Ceux-ci ont besoin d’accompagnement en amont et en aval pour redéfinir leurs organisations, la façon dont ils gèrent leur production, leur planification ou leurs stocks.

Autant de sujets sur lesquels Prism peut apporter des réponses concrètes », détaille Alain Cohen, évoquant la volonté pour l’entreprise d’optimiser les coûts et les délais de mise sur le marché par exemple.

Enfin, la dimension environnementale est également au cœur de l’offre de Prism, avec la volonté de s’appuyer sur des mesures concrètes des émissions sur l’ensemble de la supply chain, afin de passer du conseil à l’action, pour mettre en place des plans de transport axés sur la réduction de l’empreinte carbone.

« La supply chain doit se transformer rapidement, et elle pourra le faire si elle est plus collaborative, connectée, et automatisée », résume Alain Cohen.

Face à ces besoins, malgré son attachement au groupe Bolloré Transport & Logistics, Prism affiche également fermement son indépendance et sa neutralité, souhaitant éviter tout conflit d’intérêt entre son expertise de conseil, et les prestations de transport de son groupe-mère.

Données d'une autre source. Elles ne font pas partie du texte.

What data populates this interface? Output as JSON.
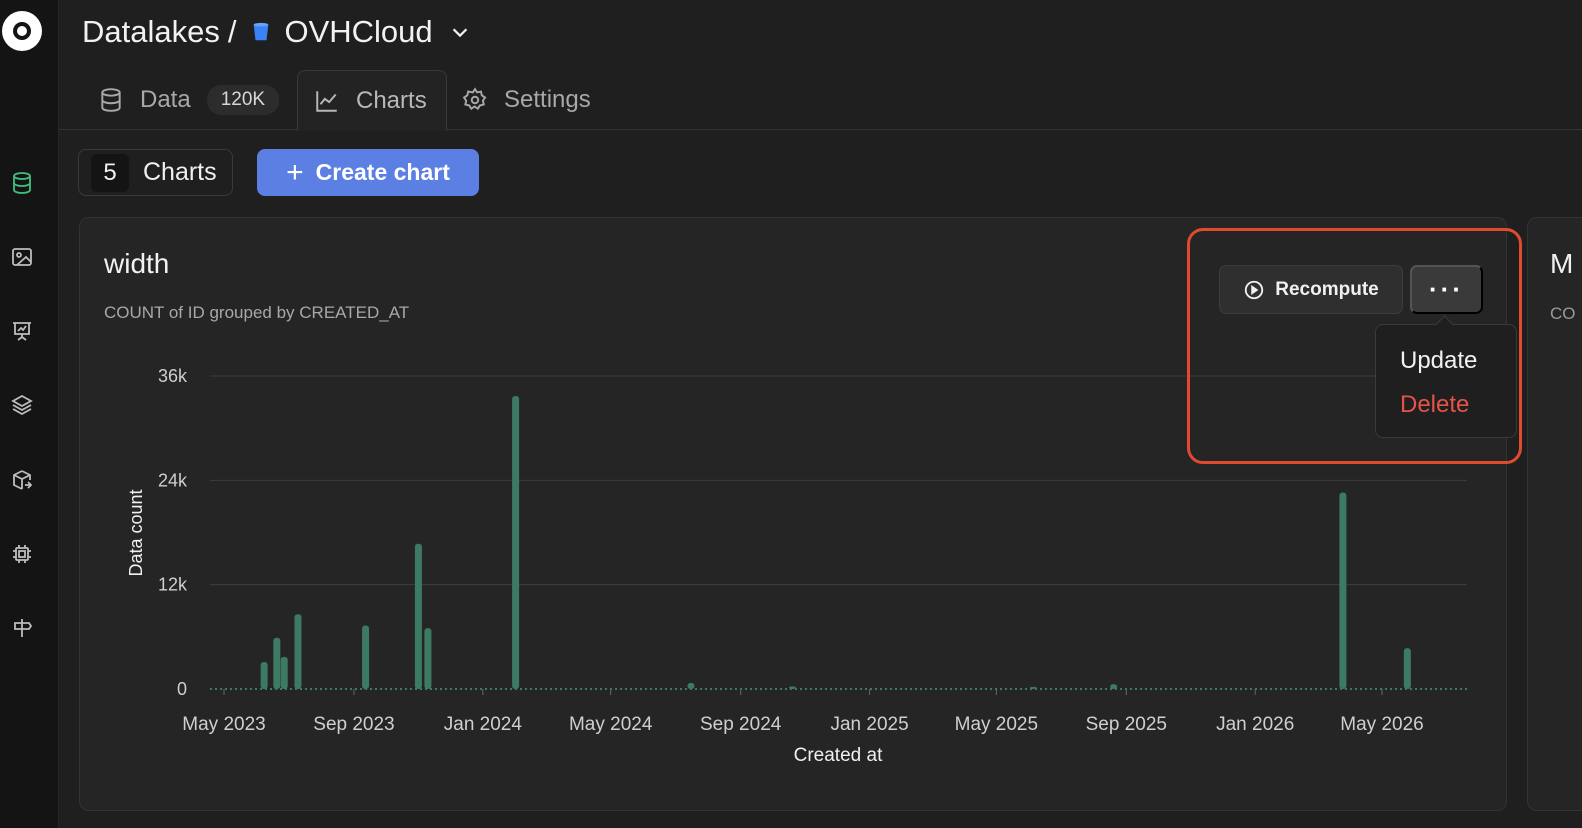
{
  "breadcrumb": {
    "root": "Datalakes",
    "separator": "/",
    "current": "OVHCloud"
  },
  "tabs": [
    {
      "label": "Data",
      "badge": "120K",
      "icon": "database-icon"
    },
    {
      "label": "Charts",
      "icon": "line-chart-icon",
      "active": true
    },
    {
      "label": "Settings",
      "icon": "gear-icon"
    }
  ],
  "toolbar": {
    "charts_count": "5",
    "charts_label": "Charts",
    "create_label": "Create chart"
  },
  "sidebar": {
    "items": [
      "database-icon",
      "image-icon",
      "presentation-chart-icon",
      "layers-icon",
      "box-export-icon",
      "chip-icon",
      "signpost-icon"
    ],
    "active_color": "#3fbf7f"
  },
  "card": {
    "title": "width",
    "subtitle": "COUNT of ID grouped by CREATED_AT",
    "recompute_label": "Recompute",
    "more_label": "···"
  },
  "menu": {
    "update_label": "Update",
    "delete_label": "Delete"
  },
  "next_card": {
    "title": "M",
    "subtitle": "CO"
  },
  "colors": {
    "accent": "#5b7fe3",
    "bar": "#3d7a64",
    "danger": "#e5534b",
    "highlight": "#e04a30"
  },
  "chart_data": {
    "type": "bar",
    "title": "",
    "xlabel": "Created at",
    "ylabel": "Data count",
    "yticks": [
      "0",
      "12k",
      "24k",
      "36k"
    ],
    "ylim": [
      0,
      36000
    ],
    "xticks": [
      "May 2023",
      "Sep 2023",
      "Jan 2024",
      "May 2024",
      "Sep 2024",
      "Jan 2025",
      "May 2025",
      "Sep 2025",
      "Jan 2026",
      "May 2026"
    ],
    "grid": true,
    "series": [
      {
        "points": [
          {
            "x": "2023-06-08",
            "y": 3100
          },
          {
            "x": "2023-06-20",
            "y": 5900
          },
          {
            "x": "2023-06-27",
            "y": 3700
          },
          {
            "x": "2023-07-10",
            "y": 8600
          },
          {
            "x": "2023-09-12",
            "y": 7300
          },
          {
            "x": "2023-11-01",
            "y": 16700
          },
          {
            "x": "2023-11-10",
            "y": 7000
          },
          {
            "x": "2024-02-01",
            "y": 33700
          },
          {
            "x": "2024-07-16",
            "y": 700
          },
          {
            "x": "2024-10-20",
            "y": 300
          },
          {
            "x": "2025-06-05",
            "y": 250
          },
          {
            "x": "2025-08-20",
            "y": 550
          },
          {
            "x": "2026-03-25",
            "y": 22600
          },
          {
            "x": "2026-05-25",
            "y": 4700
          }
        ]
      }
    ]
  }
}
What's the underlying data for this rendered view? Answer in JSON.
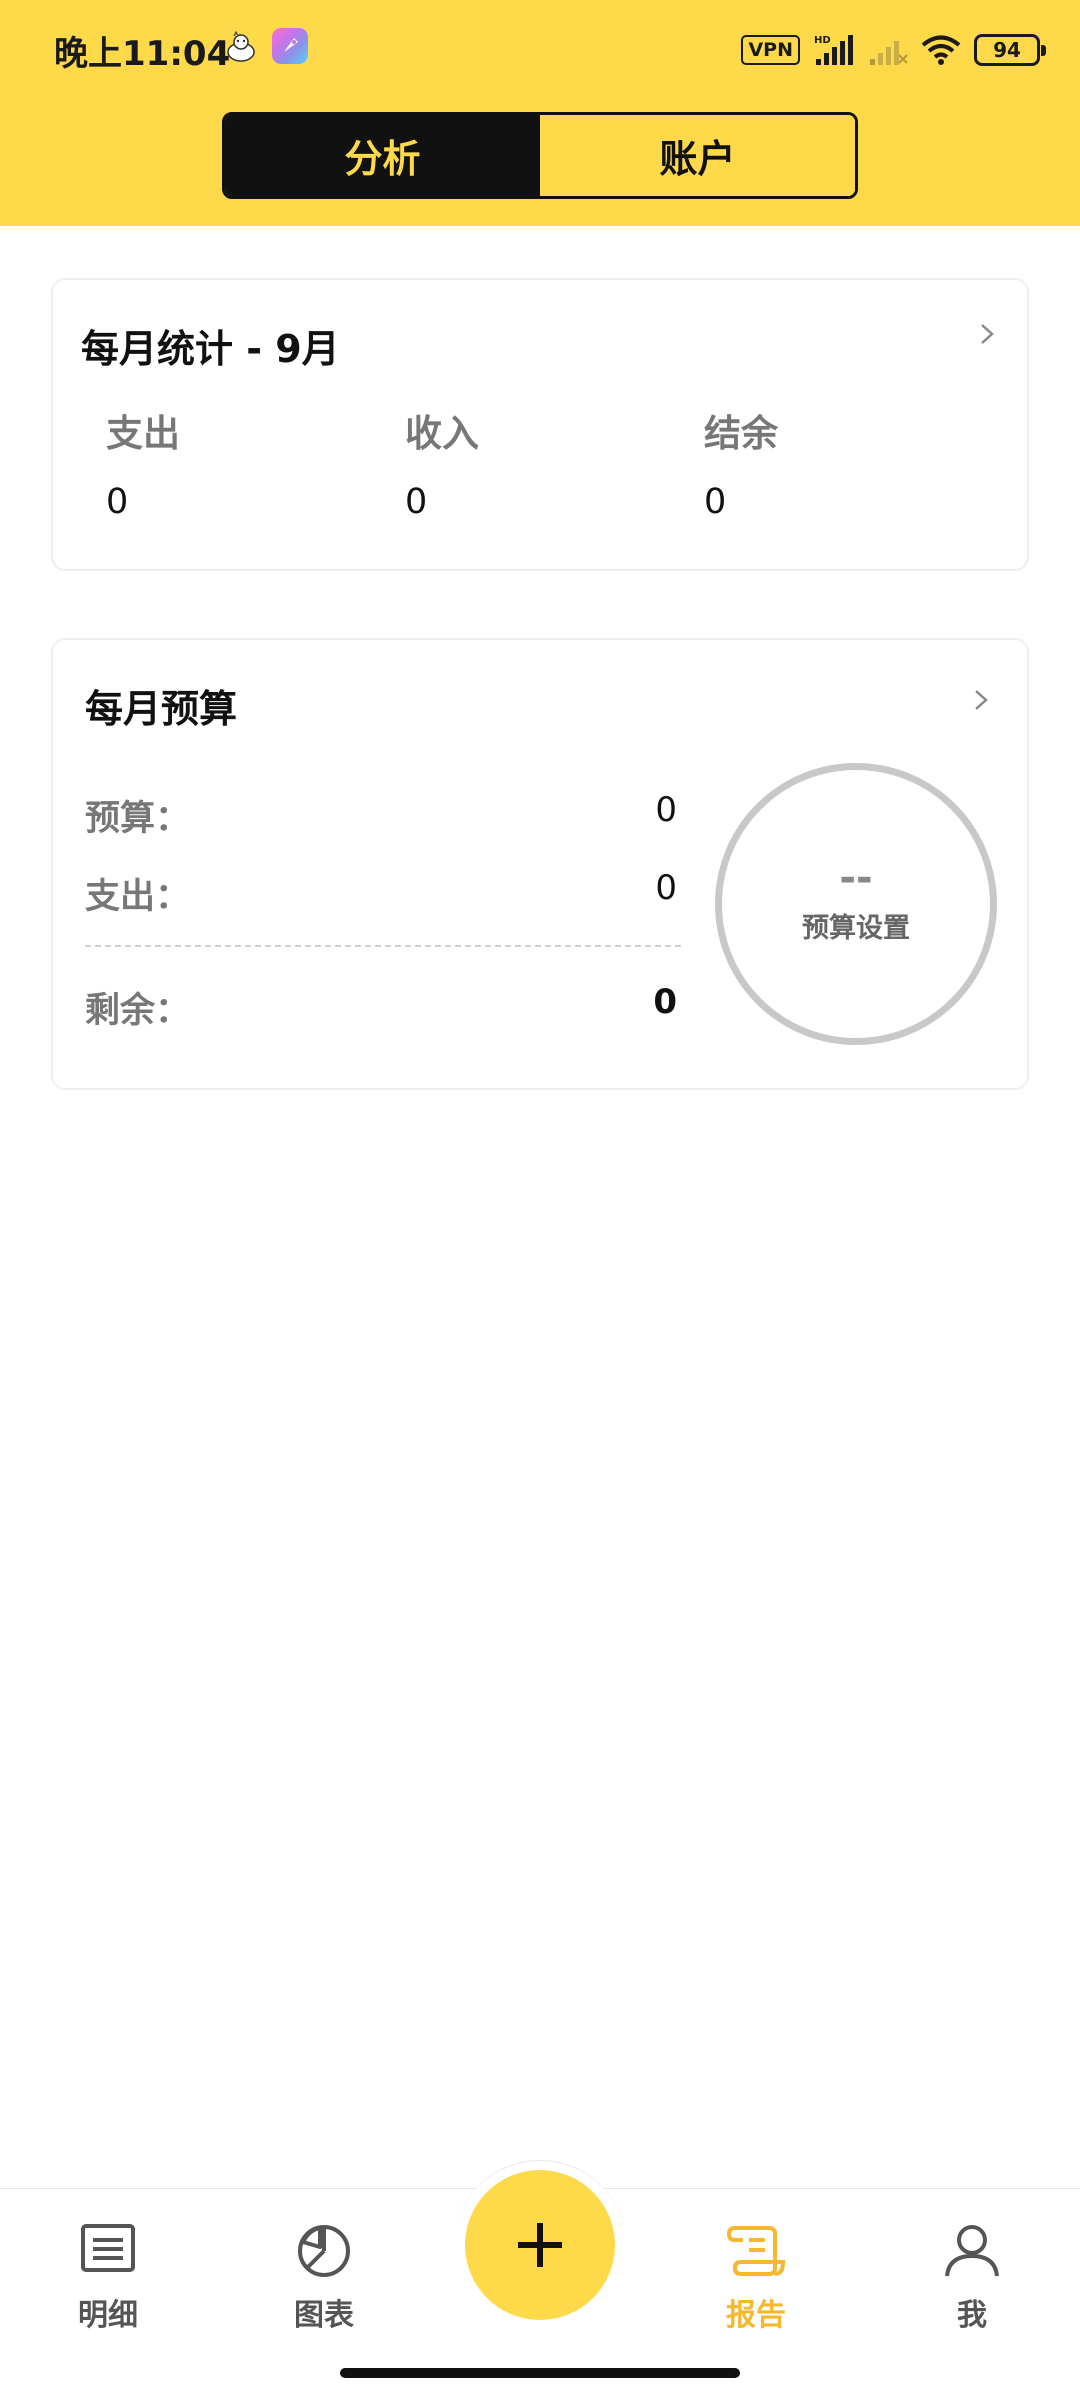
{
  "status_bar": {
    "time": "晚上11:04",
    "vpn": "VPN",
    "network": "HD",
    "battery": "94"
  },
  "tabs_top": {
    "analysis": "分析",
    "account": "账户"
  },
  "monthly_stats": {
    "title": "每月统计 - 9月",
    "expense_label": "支出",
    "expense_value": "0",
    "income_label": "收入",
    "income_value": "0",
    "balance_label": "结余",
    "balance_value": "0"
  },
  "monthly_budget": {
    "title": "每月预算",
    "budget_label": "预算：",
    "budget_value": "0",
    "spent_label": "支出：",
    "spent_value": "0",
    "remaining_label": "剩余：",
    "remaining_value": "0",
    "ring_value": "--",
    "ring_label": "预算设置"
  },
  "bottom_nav": {
    "items": [
      {
        "label": "明细",
        "icon": "list-icon"
      },
      {
        "label": "图表",
        "icon": "pie-chart-icon"
      },
      {
        "label": "报告",
        "icon": "report-scroll-icon",
        "active": true
      },
      {
        "label": "我",
        "icon": "user-icon"
      }
    ],
    "add_icon": "plus-icon"
  },
  "colors": {
    "accent": "#FED94A",
    "active_tab": "#F5B82E",
    "dark": "#111111"
  }
}
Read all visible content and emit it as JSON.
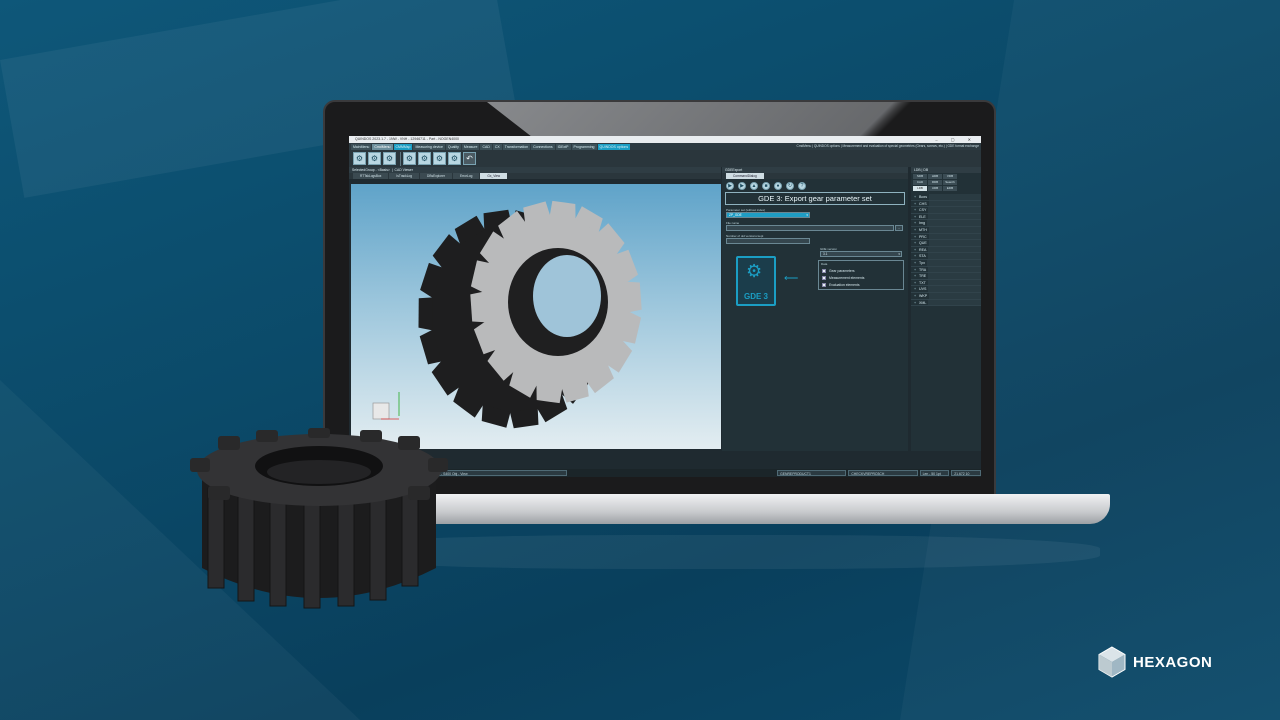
{
  "app": {
    "window_title": "QUINDOS 2023.1.7 - 1NW - VNH - 12946711 - Part - NOGEN4000",
    "window_buttons": [
      "–",
      "▢",
      "✕"
    ],
    "menu_right_text": "CmdMenu | QUINDOS options | Measurement and evaluation of special geometries (Gears, screws, etc.) | GDE format exchange"
  },
  "menu": {
    "items": [
      "MainMenu",
      "CmdMenu",
      "CMMMsp",
      "Measuring device",
      "Quality",
      "Measure",
      "CAD",
      "CX",
      "Transformation",
      "Connections",
      "IDExtP",
      "Programming",
      "QUINDOS options"
    ]
  },
  "viewport_panel": {
    "title": "SelectedGroup - <Basis>",
    "title2": "CAD Viewer",
    "tabs": [
      "RTTskLogsBox",
      "IsTrackLog",
      "DBsExplorer",
      "ErrorLog",
      "Gx_View"
    ]
  },
  "command_panel": {
    "title": "GDEExport",
    "tab": "CommandDialog",
    "heading": "GDE 3: Export gear parameter set",
    "param_label": "Parameter set (without index)",
    "param_value": "ZP_GDE",
    "file_label": "File name",
    "file_value": "",
    "file_button": "...",
    "old_versions_label": "Number of old versions kept",
    "version_label": "GDE version",
    "version_value": "3.1",
    "data_label": "Data",
    "checks": [
      "Gear parameters",
      "Measurement elements",
      "Evaluation elements"
    ],
    "gde_icon_label": "GDE 3"
  },
  "right_panel": {
    "title": "LDB",
    "title2": "DB",
    "tabs_row1": [
      "SDB",
      "HDB",
      "VDB"
    ],
    "tabs_row2": [
      "CAD",
      "RDB",
      "Search"
    ],
    "tabs_row3": [
      "LDB",
      "UDB",
      "EDB"
    ],
    "tree_items": [
      "Boxs",
      "CHS",
      "CSY",
      "ELE",
      "Img",
      "MTH",
      "PRC",
      "QUE",
      "REA",
      "STA",
      "Tpx",
      "TRA",
      "TRE",
      "TXT",
      "UVS",
      "WKP",
      "XML"
    ]
  },
  "status": {
    "left": "GenStirnGear ST1 - S400 Obj - View",
    "mid1": "GENREPRODUCT1",
    "mid2": "CHECKVREPRO3CH",
    "units": "Len - 50 1pt",
    "coord": "21.672 10"
  },
  "brand": {
    "name": "HEXAGON"
  },
  "colors": {
    "background": "#0b4a69",
    "accent": "#1b9ec4",
    "gear_light": "#b9babb",
    "gear_dark": "#1e1e1f"
  }
}
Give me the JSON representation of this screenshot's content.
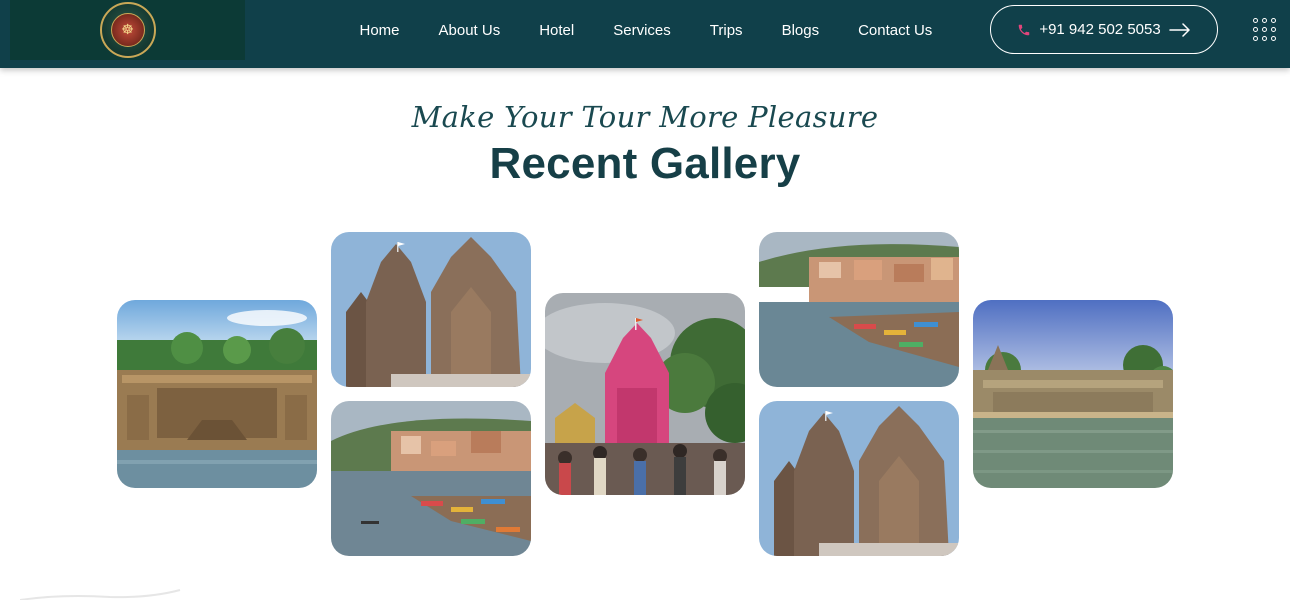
{
  "brand": {
    "logo_icon": "temple-emblem-logo"
  },
  "nav": {
    "items": [
      {
        "label": "Home"
      },
      {
        "label": "About Us"
      },
      {
        "label": "Hotel"
      },
      {
        "label": "Services"
      },
      {
        "label": "Trips"
      },
      {
        "label": "Blogs"
      },
      {
        "label": "Contact Us"
      }
    ],
    "phone": "+91 942 502 5053",
    "phone_icon": "phone-icon",
    "arrow_icon": "arrow-right-icon",
    "menu_icon": "grid-menu-icon"
  },
  "section": {
    "subtitle": "Make Your Tour More Pleasure",
    "title": "Recent Gallery"
  },
  "gallery": {
    "images": [
      {
        "name": "fort-riverfront-photo"
      },
      {
        "name": "stone-temples-photo"
      },
      {
        "name": "river-ghats-boats-photo"
      },
      {
        "name": "pink-temple-crowd-photo"
      },
      {
        "name": "river-ghats-town-photo"
      },
      {
        "name": "stone-temples-photo-2"
      },
      {
        "name": "temple-riverbank-photo"
      }
    ]
  },
  "colors": {
    "navbar": "#10404a",
    "title": "#163f47",
    "phone_icon": "#e0457b"
  }
}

« Nous avons une gouvernance propre et si certains de nos collaborateurs viennent de Bolloré Transport & Logistics, ils signent une charte de neutralité quand ils nous rejoignent, car leur mission concerne uniquement l’optimisation des process de leurs clients », précise Alain Cohen.

Une disponibilité mondiale

Aujourd’hui, Prism fait valoir son rayonnement international avec une soixantaine de collaborateurs répartis dans trois hubs opérationnels situés à Mexico (Mexique), à Porto (Portugal) et à Kuala Lumpur (Malaisie), ainsi que des centres d’expertise en France (Toulouse et Puteaux) et en Suisse (Genève).

Avec cette organisation, Prism peut proposer une disponibilité 24h/7j à ses clients. « Nous avons récemment signé un contrat avec un équipementier suédois de télécommunication qui s’appuiera sur le centre de Kuala Lumpur, avec trois shifts de neuf heures, afin de piloter ses approvisionnements à l’échelle mondiale.

Nous avons également collaboré avec un acteur du FMCG en Asie pour qui nous avons mis en place une solution logicielle de pilotage en quatre mois, avec une couverture allant de l’approvisionnement jusqu’à l’audit du fret », raconte Alain Cohen.

Si l’entreprise ne se limite pas en termes de secteurs verticaux qu’elle souhaite adresser, elle en affiche tout de même trois de prédilection : l’automobile (actuellement sur des flux hors production, mais prochainement sur des flux de production, espère Alain Cohen), l’aéronautique, ainsi que le secteur de la parfumerie et des arômes, « qui comporte des supply chains complexes, en transformation, passant d’organisations globales à des flux plus locaux pour davantage d’agilité et de réactivité, sur des délais toujours plus courts, avec de nouveaux produits lancés plus fréquemment sur le marché », note Alain Cohen.

Avec ses différents projets, la jeune société affiche 150 millions d’euros de budget de transport gérés depuis sa création, avec 200 000 opérations de transport traitées depuis ses trois hubs. « Cette année, nous allons permettre de faire 2,5 millions d’euros d’économies de transport, malgré les difficultés de l'année 2021.

Ce sont des économies structurelles, permises par le redesign des flux et l’optimisation. D’ici à 2025, nous visons une gestion d’un milliard d’euros de dépenses de transport, tout en amenant Prism sur d’autres continents, l’Afrique en tête », termine Alain Cohen.